The FLUOR is a high-precision visibility instrument for interferometry. Built by the Laboratoire d’études spatiales et d’instrumentation en astrophysique (LESIA) of the Observatoire de Paris, FLUOR produces some of the most precise measurements ever made in stellar interferometry. Originally set up on Kitt Peak, Arizona in 1992, FLUOR was moved to the IOTA on Mt. Hopkins in 1995. FLUOR has been operating at the CHARA Array since 2002. FLUOR is a two-way infrared interferometric beam combiner operating in the K’ band (lambda = 2.20 microns). It utilizes the spatial filtering properties of optical fibers to produce visibility measurements with a precision of approximately 0.3% (Coudé du Foresto et al. 1997).
For bright sources, the statistical precision of FLUOR is only limited by the piston mode of atmospheric turbulence which introduces apparent changes in the zero OPD fringe position or fringe jitter. Such high precision allows FLUOR to make measurements of scientifically interesting features such as stellar radii that are accurate to the order of one percent or less.
In recent years, it has become clear that several improvements could increase the efficacy of FLUOR in terms of its efficiency, throughput, and integration with the CHARA Array.
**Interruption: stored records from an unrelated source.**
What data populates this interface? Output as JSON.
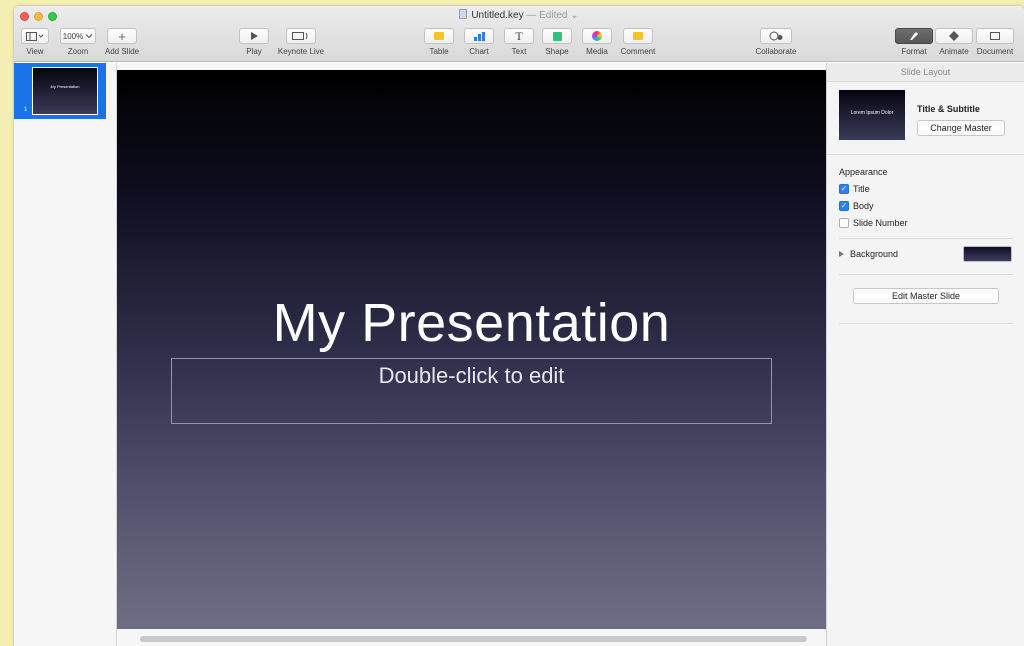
{
  "window": {
    "title": "Untitled.key",
    "status": "— Edited ⌄"
  },
  "toolbar": {
    "view_label": "View",
    "zoom_value": "100%",
    "zoom_label": "Zoom",
    "add_slide_label": "Add Slide",
    "play_label": "Play",
    "keynote_live_label": "Keynote Live",
    "table_label": "Table",
    "chart_label": "Chart",
    "text_label": "Text",
    "text_glyph": "T",
    "shape_label": "Shape",
    "media_label": "Media",
    "comment_label": "Comment",
    "collaborate_label": "Collaborate",
    "format_label": "Format",
    "animate_label": "Animate",
    "document_label": "Document",
    "add_glyph": "+",
    "colors": {
      "table": "#f7c326",
      "chart": "#2f7de1",
      "shape": "#33c07a",
      "comment": "#f3c428"
    }
  },
  "navigator": {
    "slides": [
      {
        "number": "1",
        "thumb_text": "My Presentation"
      }
    ]
  },
  "slide": {
    "title": "My Presentation",
    "subtitle": "Double-click to edit"
  },
  "inspector": {
    "header": "Slide Layout",
    "master_thumb_text": "Lorem Ipsum Dolor",
    "master_name": "Title & Subtitle",
    "change_master": "Change Master",
    "appearance": "Appearance",
    "options": [
      {
        "label": "Title",
        "checked": true
      },
      {
        "label": "Body",
        "checked": true
      },
      {
        "label": "Slide Number",
        "checked": false
      }
    ],
    "background_label": "Background",
    "edit_master": "Edit Master Slide"
  }
}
The JouFLU project, loosely translated as “rejuvenation” of FLUOR, has improved much of the optical bench setup of FLUOR to provide greater opto-mechanical stability. This includes new motorized mounts for the mirrors that feed light into the optical fibers, new higher-precision motorized stages that control the OPD to generate fringes, an OPD Scanning stage (OPD Scan), an OPD Static stage (OPD Stat), an infrared pupil-plane camera system, a visible light alignment camera, and improvements to the NICMOS science camera.